SAN DIEGO -- Amid a flurry of publicity about unfortunate and “unacceptable'' delays in San Diego's response to several extremely urgent 911 calls, Mayor Kevin Faulconer Tuesday announced a slate of strategies to do away with emergency-service lag times.
“When you call 911, there must be an answer,'' Faulconer said during an afternoon briefing. “In the vast majority of the time, the call is picked up in a matter of seconds. But that's not always the case.''
To address the problem, the mayor pledged to institute more “aggressive'' dispatcher recruitment and retention policies; assign more back- up employees to the city's 911 call center; publicly report dispatch call statistics on a monthly basis; analyze dispatcher work procedures to reveal improvement opportunities; and educate the public on when and how to properly use the system.
“The longer 911 wait times that have been reported are unacceptable to me,'' Faulconer told reporters outside downtown police headquarters.

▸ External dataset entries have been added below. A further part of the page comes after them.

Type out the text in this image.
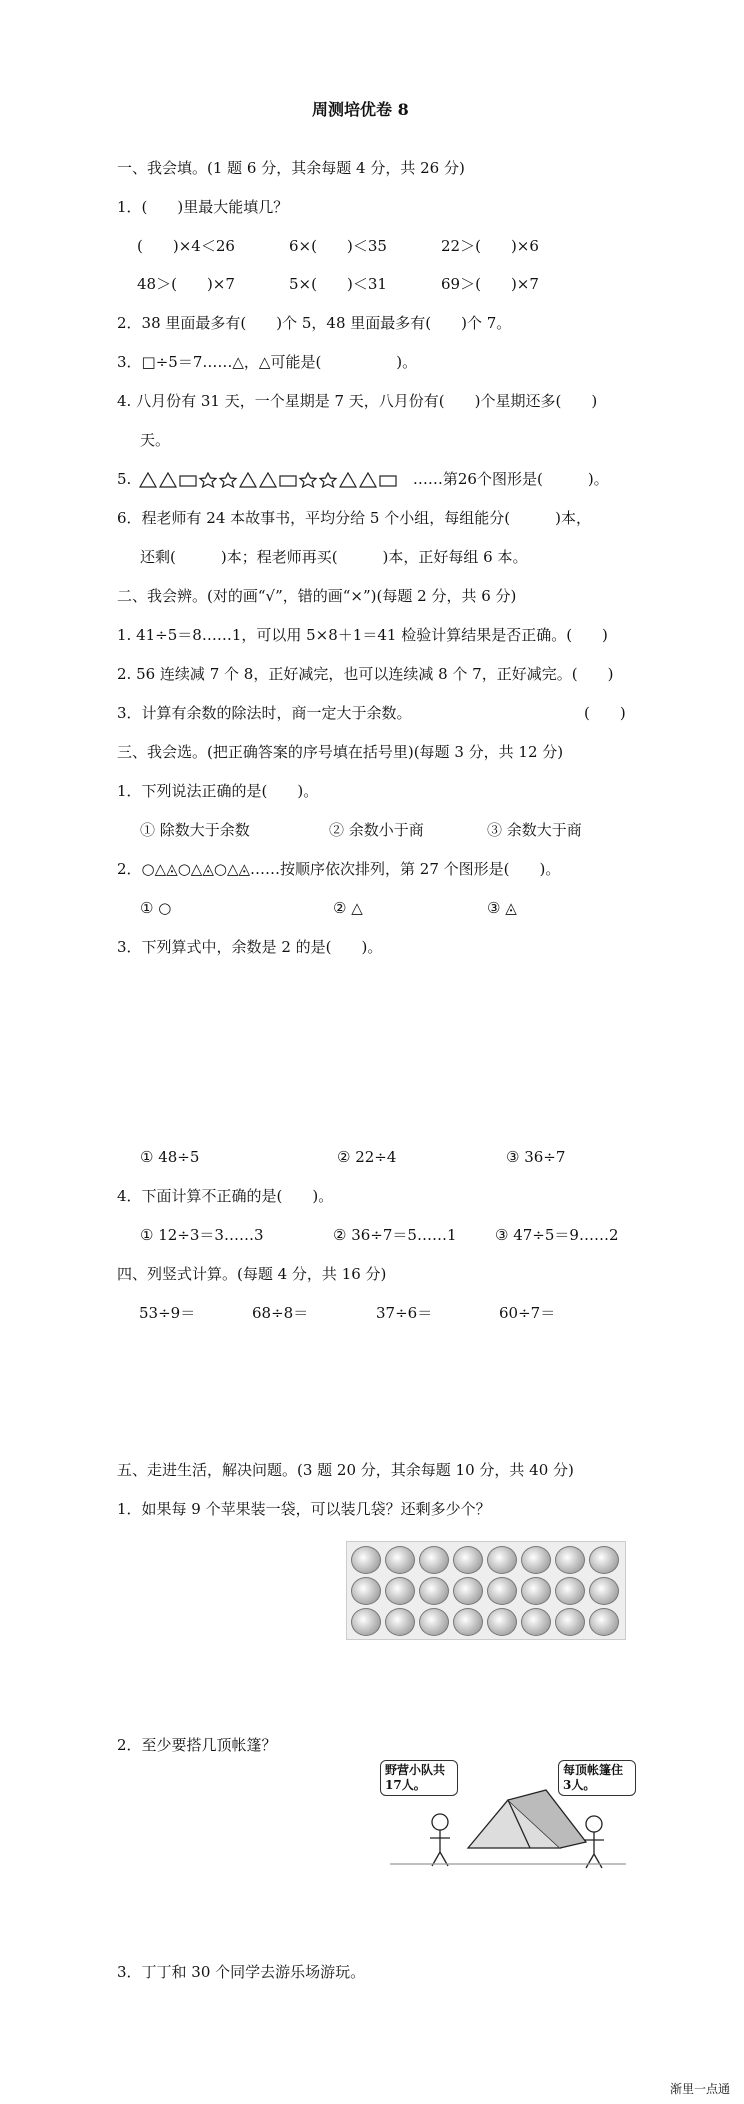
周测培优卷 8
一、我会填。(1 题 6 分，其余每题 4 分，共 26 分)
1．(　　)里最大能填几？
(　　)×4＜26	6×(　　)＜35	22＞(　　)×6
48＞(　　)×7	5×(　　)＜31	69＞(　　)×7
2．38 里面最多有(　　)个 5，48 里面最多有(　　)个 7。
3．□÷5＝7……△，△可能是(　　　　　)。
4. 八月份有 31 天，一个星期是 7 天，八月份有(　　)个星期还多(　　)
天。
5.	……第26个图形是(　　　)。
6．程老师有 24 本故事书，平均分给 5 个小组，每组能分(　　　)本，
还剩(　　　)本；程老师再买(　　　)本，正好每组 6 本。
二、我会辨。(对的画“√”，错的画“×”)(每题 2 分，共 6 分)
1. 41÷5＝8……1，可以用 5×8＋1＝41 检验计算结果是否正确。(　　)
2. 56 连续减 7 个 8，正好减完，也可以连续减 8 个 7，正好减完。(　　)
3．计算有余数的除法时，商一定大于余数。	(　　)
三、我会选。(把正确答案的序号填在括号里)(每题 3 分，共 12 分)
1．下列说法正确的是(　　)。
① 除数大于余数	② 余数小于商	③ 余数大于商
2．○△◬○△◬○△◬……按顺序依次排列，第 27 个图形是(　　)。
① ○	② △	③ ◬
3．下列算式中，余数是 2 的是(　　)。
① 48÷5	② 22÷4	③ 36÷7
4．下面计算不正确的是(　　)。
① 12÷3＝3……3	② 36÷7＝5……1	③ 47÷5＝9……2
四、列竖式计算。(每题 4 分，共 16 分)
53÷9＝	68÷8＝	37÷6＝	60÷7＝
五、走进生活，解决问题。(3 题 20 分，其余每题 10 分，共 40 分)
1．如果每 9 个苹果装一袋，可以装几袋？还剩多少个？
2．至少要搭几顶帐篷？
野营小队共17人。
每顶帐篷住3人。
3．丁丁和 30 个同学去游乐场游玩。
渐里一点通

Last month, a Mira Mesa couple whose dog had mauled their newborn son was repeatedly unable to get through to a 911 operator, officials said. Following the futile attempts to get an ambulance sent out, they took it upon themselves to rush the child to a hospital, where the infant was pronounced dead.
Two other delayed-response cases that recently came to light involved home invasions in Bankers Hill and La Jolla last fall. During those incidents, first reported by Voice of San Diego, residents waited more than eight minutes and nearly six minutes, respectively, to get hold of dispatchers after finding intruders in their homes in the middle of the night.
The city's goal is to answer at least 90 percent of emergency calls within 10 seconds, police Chief Shelley Zimmerman said. Last year, that target was reached 80.67 percent of the time, and the average local wait time was 13 seconds, according to the mayor's office.
In 2015, San Diego's 911 center received a total of 672,834 calls, city officials reported.